Many web hosting providers do not provide subdomains in their hosting
packages. If you have subdomain and want to move your site, you have to
choose one which supports subdomains.
Most web hosts charge extra for subdomain setup and maintenance.
If you use cookies in your website, a cookie set from a subdomain
cannot be read from the main domain and vice versa because of the security
association feature tied to the domain which set it. This is also true for
session cookies, where, if the user is logged in on the main site, and
then moves to a subdomain, the subdomain site will not be able to access the
same session cookie, and will assign a new session (hence forcing the user
to login again). However, session persistence
across subdomains can be maintained by implementing URL rewriting instead
of session cookies.
Your website stats will often not include the statistics of the
subdomains. Therefore, you have to setup separate statistics for your subdomains.
One of the advantages of using subdomain is that the website can be broken down into
smaller pieces without losing the brand image associated with the domain name. The subdomains can be hosted on
separate servers in order to reduce the burden on the main domain hosting server.
Second Tier Subdomains
You have a website. You spend alot of time building it, refining it, tweaking it into oblivion to get the search engine results you are looking for, yet you don't get visitors. We have all heard by now the advantages of having a blog for promoting your website. When I suggest this to my clients, the number one answer I get is "Then I have to pay for another hosting package..." No you don't. You put it on a subdomain. Example:
www.yoursite.com will be your main domain www.blog.yoursite.com will be where your blog resides.

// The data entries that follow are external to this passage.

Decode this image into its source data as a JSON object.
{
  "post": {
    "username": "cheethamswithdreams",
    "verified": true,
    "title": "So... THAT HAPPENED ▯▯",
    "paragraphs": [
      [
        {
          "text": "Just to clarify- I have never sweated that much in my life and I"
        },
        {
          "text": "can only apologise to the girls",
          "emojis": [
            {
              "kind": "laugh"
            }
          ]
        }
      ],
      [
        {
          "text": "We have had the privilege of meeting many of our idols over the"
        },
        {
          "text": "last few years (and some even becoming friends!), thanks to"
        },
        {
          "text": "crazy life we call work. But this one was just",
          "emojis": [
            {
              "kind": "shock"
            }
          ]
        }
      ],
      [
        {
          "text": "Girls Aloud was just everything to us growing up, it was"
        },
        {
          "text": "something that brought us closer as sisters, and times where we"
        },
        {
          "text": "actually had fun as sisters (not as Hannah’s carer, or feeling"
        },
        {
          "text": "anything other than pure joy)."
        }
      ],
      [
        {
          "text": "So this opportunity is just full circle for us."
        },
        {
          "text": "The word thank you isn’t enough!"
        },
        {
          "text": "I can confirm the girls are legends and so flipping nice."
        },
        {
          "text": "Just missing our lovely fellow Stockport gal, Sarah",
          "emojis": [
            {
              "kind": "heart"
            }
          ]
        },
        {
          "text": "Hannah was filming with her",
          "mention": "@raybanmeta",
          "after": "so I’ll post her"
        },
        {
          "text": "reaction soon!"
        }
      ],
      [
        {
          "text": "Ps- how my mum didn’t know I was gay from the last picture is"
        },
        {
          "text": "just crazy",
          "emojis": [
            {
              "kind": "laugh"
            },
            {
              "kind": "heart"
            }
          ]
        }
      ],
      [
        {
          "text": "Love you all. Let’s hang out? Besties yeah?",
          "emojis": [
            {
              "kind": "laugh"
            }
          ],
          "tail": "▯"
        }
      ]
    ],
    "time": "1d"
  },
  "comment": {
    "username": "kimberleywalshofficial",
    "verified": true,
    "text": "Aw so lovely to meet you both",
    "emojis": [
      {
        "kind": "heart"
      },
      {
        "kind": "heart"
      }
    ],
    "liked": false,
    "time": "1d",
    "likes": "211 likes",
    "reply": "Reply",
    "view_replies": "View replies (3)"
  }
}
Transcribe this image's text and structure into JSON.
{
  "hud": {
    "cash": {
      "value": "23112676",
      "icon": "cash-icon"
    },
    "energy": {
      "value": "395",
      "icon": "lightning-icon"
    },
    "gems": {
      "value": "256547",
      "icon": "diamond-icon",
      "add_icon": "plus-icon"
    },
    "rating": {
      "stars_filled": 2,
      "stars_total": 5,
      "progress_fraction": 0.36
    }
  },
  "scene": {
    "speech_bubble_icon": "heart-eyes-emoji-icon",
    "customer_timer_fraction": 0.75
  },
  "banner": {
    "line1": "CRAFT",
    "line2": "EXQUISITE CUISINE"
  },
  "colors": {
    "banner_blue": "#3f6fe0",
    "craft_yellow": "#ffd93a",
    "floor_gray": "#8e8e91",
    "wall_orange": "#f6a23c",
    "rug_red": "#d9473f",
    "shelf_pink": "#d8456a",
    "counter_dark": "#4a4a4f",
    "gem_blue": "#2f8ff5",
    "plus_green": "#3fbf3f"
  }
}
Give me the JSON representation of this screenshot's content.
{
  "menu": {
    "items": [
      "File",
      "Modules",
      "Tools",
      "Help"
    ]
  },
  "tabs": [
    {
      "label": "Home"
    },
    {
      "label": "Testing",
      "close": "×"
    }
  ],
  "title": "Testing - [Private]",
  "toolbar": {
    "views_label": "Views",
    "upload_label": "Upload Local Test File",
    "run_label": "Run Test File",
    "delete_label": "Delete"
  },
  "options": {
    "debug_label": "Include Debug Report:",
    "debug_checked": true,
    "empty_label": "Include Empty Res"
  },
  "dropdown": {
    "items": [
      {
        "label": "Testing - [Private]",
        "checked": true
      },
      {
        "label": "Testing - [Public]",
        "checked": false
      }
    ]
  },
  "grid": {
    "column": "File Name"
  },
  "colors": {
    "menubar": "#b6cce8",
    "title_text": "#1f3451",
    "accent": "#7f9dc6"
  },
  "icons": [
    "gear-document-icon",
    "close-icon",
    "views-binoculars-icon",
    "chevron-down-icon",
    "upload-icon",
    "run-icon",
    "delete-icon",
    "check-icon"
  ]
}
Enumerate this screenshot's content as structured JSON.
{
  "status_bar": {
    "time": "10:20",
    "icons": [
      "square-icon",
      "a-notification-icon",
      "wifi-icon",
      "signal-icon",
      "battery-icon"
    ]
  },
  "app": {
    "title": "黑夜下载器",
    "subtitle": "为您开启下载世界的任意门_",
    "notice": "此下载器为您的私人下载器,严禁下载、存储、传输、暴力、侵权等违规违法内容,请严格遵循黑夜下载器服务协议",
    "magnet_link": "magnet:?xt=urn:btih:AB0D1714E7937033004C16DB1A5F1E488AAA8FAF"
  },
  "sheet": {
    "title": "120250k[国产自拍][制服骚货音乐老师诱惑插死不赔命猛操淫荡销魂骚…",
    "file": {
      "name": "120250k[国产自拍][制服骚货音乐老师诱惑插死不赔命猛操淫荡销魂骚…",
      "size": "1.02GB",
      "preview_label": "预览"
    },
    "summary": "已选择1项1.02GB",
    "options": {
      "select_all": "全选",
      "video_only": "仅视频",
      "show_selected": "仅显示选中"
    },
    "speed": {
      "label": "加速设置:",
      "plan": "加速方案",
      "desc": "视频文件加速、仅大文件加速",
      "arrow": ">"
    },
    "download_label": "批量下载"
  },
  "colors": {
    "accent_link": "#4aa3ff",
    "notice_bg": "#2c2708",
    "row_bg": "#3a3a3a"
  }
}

Once you have your blog, adding a link to it on your menu takes a couple of seconds, and voila - your blog is up and running. This is the part where you feverishly start posting articles about your niche market, your product, or your service, and link to your website from each article. Blogs are amazing: Search Engines love them, and they generally get good PR very quickly. This means, by default, that if your blog outranks your site in terms of PR, every link to your main site from your blog is a QUALITY INBOUND LINK... You can further up the PR on your main site by deeplinking (linking to other pages on your site, not only the landing/home page) to your site.
Sharing cookies among all subdomains
As explained earlier, cookies are not shared among subdomains or between the domain
and the subdomain. In order to set cookies accessible by all subdomains, use the
following techniques:
While writing the cookie, set the cookie domain to ".domain.ext" so that it applies
to all subdomains.
If the cookie domain is set to ".domain.ext", it will not be accessible by a user
who types in the address without the www before the domain (i.e. http://domain.ext).
Therefore, redirect all requests without www to http://www.domain.ext.
There are some reported problems with the above approach. It is safe to set the default cookie
with no domain specified and then set another one with domain as ".domain.ext". In this case
there is no need for the redirects.
However, remember that session cookies are set by the web server software and you may not
have control over how the cookie domain is set.